Concepedia

Publication | Closed Access

Dynamic search in fireworks algorithm

169

Citations

16

References

2014

Year

TLDR

EFWA determines explosion amplitude solely from a firework’s fitness and iteration count, using a decreasing lower bound that limits adaptivity and hinders efficient global and local search. This study introduces dynFWA, which employs a dynamic explosion amplitude centered on the current best firework to adaptively adjust search scope. DynFWA increases the amplitude when the best firework’s fitness improves, decreases it otherwise, and removes an EFWA operator to reduce computational cost without sacrificing accuracy. On 28 benchmark functions, dynFWA significantly outperforms EFWA and surpasses the SPSO2011 algorithm.

Abstract

We propose an improved version of the recently developed Enhanced Fireworks Algorithm (EFWA) based on an adaptive dynamic local search mechanism. In EFWA, the explosion amplitude (i.e., search area around the current location) of each firework is computed based on the quality of the firework's current location. This explosion amplitude is limited by a lower bound which decreases with the number of iterations in order to avoid the explosion amplitude to be [close to] zero, and in order to enhance global search abilities at the beginning and local search abilities towards the later phase of the algorithm. As the explosion amplitude in EFWA depends solely on the fireworks' fitness and the current number of iterations, this procedure does not allow for an adaptive optimization process. To deal with these limitations, we propose the Dynamic Search Fireworks Algorithm (dynFWA) which uses a dynamic explosion amplitude for the firework at the currently best position.
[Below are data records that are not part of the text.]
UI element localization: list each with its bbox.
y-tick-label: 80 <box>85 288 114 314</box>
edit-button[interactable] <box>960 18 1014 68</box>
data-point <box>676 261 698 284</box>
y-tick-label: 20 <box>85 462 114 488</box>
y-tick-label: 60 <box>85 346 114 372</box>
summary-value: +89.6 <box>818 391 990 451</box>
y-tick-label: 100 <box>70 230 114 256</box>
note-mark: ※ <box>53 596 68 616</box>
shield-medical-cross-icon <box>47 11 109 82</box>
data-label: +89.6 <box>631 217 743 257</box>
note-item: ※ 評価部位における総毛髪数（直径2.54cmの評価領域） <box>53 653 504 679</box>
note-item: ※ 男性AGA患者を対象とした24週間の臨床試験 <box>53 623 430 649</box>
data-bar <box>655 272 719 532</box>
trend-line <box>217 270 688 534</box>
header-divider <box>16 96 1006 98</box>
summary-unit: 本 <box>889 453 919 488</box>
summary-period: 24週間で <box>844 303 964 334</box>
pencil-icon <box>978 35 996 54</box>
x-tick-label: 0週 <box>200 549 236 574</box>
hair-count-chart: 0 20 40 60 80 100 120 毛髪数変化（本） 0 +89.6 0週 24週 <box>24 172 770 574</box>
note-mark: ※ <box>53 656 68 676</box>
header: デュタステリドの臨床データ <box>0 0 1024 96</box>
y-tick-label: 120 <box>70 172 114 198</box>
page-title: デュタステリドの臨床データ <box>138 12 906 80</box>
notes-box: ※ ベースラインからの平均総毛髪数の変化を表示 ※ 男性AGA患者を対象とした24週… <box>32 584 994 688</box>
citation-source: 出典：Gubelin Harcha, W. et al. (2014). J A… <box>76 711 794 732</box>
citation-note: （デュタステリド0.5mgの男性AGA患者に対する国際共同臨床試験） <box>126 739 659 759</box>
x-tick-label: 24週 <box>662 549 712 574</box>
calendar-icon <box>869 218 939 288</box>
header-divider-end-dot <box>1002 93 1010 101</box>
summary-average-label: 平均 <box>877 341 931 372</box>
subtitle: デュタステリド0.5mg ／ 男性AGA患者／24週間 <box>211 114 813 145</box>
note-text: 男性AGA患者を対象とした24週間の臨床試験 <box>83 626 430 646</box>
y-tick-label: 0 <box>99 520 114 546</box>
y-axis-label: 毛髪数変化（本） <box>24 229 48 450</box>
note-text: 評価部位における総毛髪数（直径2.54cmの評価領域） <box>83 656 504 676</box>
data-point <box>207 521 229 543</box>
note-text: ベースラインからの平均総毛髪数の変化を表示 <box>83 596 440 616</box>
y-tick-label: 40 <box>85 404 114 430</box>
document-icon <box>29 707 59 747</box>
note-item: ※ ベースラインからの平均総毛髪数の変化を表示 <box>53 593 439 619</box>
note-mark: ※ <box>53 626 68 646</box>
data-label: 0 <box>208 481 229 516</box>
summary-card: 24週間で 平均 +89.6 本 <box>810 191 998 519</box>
If the fitness of the best firework could be improved, the explosion amplitude will increase in order to speed up convergence. On the contrary, if the current position of the best firework could not be improved, the explosion amplitude will decrease in order to narrow the search area. In addition, we show that one of the EFWA operators can be removed in dynFWA without a loss in accuracy - this makes dynFWA computationally more efficient than EFWA. Experiments on 28 benchmark functions indicate that dynFWA is able to significantly outperform EFWA, and achieves better performance than the latest SPSO version SPSO2011.